Matahari. Sebagai benda panas menyilaukan, yang hanya bisa ditatap saat awal fajar dan senja, sosok ini sangat diakrabi, sehingga setiap anak manusia bisa menggambarnya.
Begitu akrab, menjadi bagian dari hari, menjadi penanda hari, sehingga penutur bahasa kita menyebutnya matahari, dengan “m” kecil. ‘
Lalu datanglah polisi bahasa. Sebagai nama planet, nama tempat, jadilah penerang dunia itu Matahari [dengan "M" kapital], menemani bumi dan Bumi.
Berapa banyakkah merek dan perusahaan yang memakai matahari, selain toko serbada itu? Instansi pengurus merek yang tahu. Juragan kecap dari Cirebon ini pun mungkin tak hirau.

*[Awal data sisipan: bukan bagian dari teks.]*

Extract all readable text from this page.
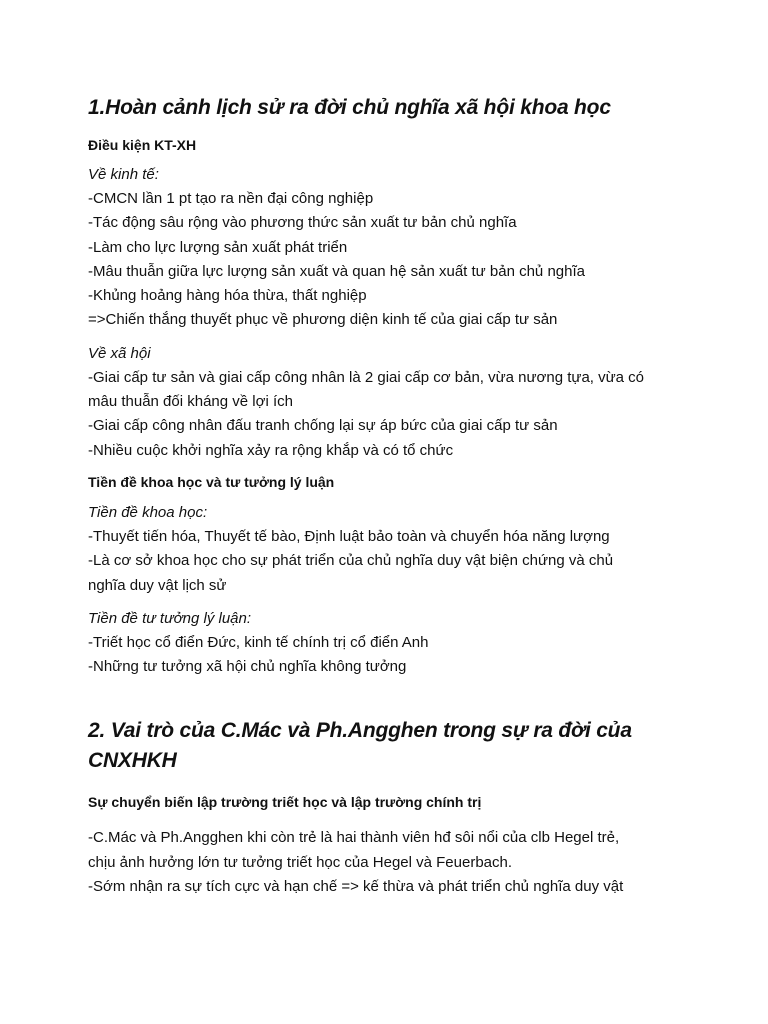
1.Hoàn cảnh lịch sử ra đời chủ nghĩa xã hội khoa học
Điều kiện KT-XH

Về kinh tế:

-CMCN lần 1 pt tạo ra nền đại công nghiệp

-Tác động sâu rộng vào phương thức sản xuất tư bản chủ nghĩa

-Làm cho lực lượng sản xuất phát triển

-Mâu thuẫn giữa lực lượng sản xuất và quan hệ sản xuất tư bản chủ nghĩa

-Khủng hoảng hàng hóa thừa, thất nghiệp

=>Chiến thắng thuyết phục về phương diện kinh tế của giai cấp tư sản

Về xã hội

-Giai cấp tư sản và giai cấp công nhân là 2 giai cấp cơ bản, vừa nương tựa, vừa có

mâu thuẫn đối kháng về lợi ích

-Giai cấp công nhân đấu tranh chống lại sự áp bức của giai cấp tư sản

-Nhiều cuộc khởi nghĩa xảy ra rộng khắp và có tổ chức

Tiền đề khoa học và tư tưởng lý luận

Tiền đề khoa học:

-Thuyết tiến hóa, Thuyết tế bào, Định luật bảo toàn và chuyển hóa năng lượng

-Là cơ sở khoa học cho sự phát triển của chủ nghĩa duy vật biện chứng và chủ

nghĩa duy vật lịch sử

Tiền đề tư tưởng lý luận:

-Triết học cổ điển Đức, kinh tế chính trị cổ điển Anh

-Những tư tưởng xã hội chủ nghĩa không tưởng

2. Vai trò của C.Mác và Ph.Angghen trong sự ra đời của
CNXHKH
Sự chuyển biến lập trường triết học và lập trường chính trị

-C.Mác và Ph.Angghen khi còn trẻ là hai thành viên hđ sôi nổi của clb Hegel trẻ,

chịu ảnh hưởng lớn tư tưởng triết học của Hegel và Feuerbach.

-Sớm nhận ra sự tích cực và hạn chế => kế thừa và phát triển chủ nghĩa duy vật
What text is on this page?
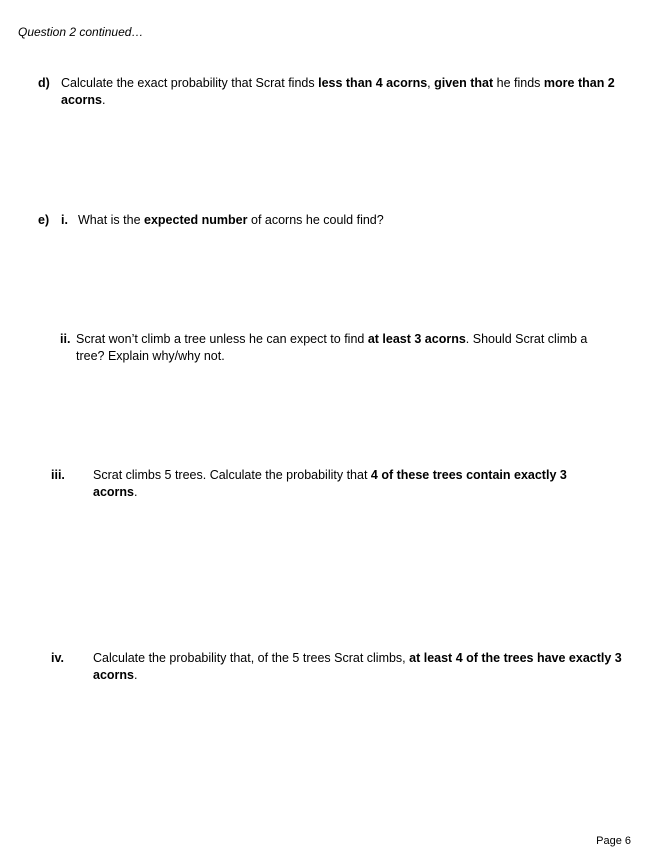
Question 2 continued…
d) Calculate the exact probability that Scrat finds less than 4 acorns, given that he finds more than 2 acorns.
e) i. What is the expected number of acorns he could find?
ii. Scrat won’t climb a tree unless he can expect to find at least 3 acorns. Should Scrat climb a tree? Explain why/why not.
iii. Scrat climbs 5 trees. Calculate the probability that 4 of these trees contain exactly 3 acorns.
iv. Calculate the probability that, of the 5 trees Scrat climbs, at least 4 of the trees have exactly 3 acorns.
Page 6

Saya tak tahu sejak kapan merek ini keluar. Yang saya tahu, dia adalah bagian dari oleh-oleh khas Cirebon, menemani sirip Tjampolay.
Merek yang biasa: Matahari. Rasanya enak. Lihat alamat pembuatnya: di “belakang rumah”. Oh ya, dia tak menyebut diri nomor satu. Yang saya belum jelas adalah maksud tulisan “alam” di atas “Matahari”.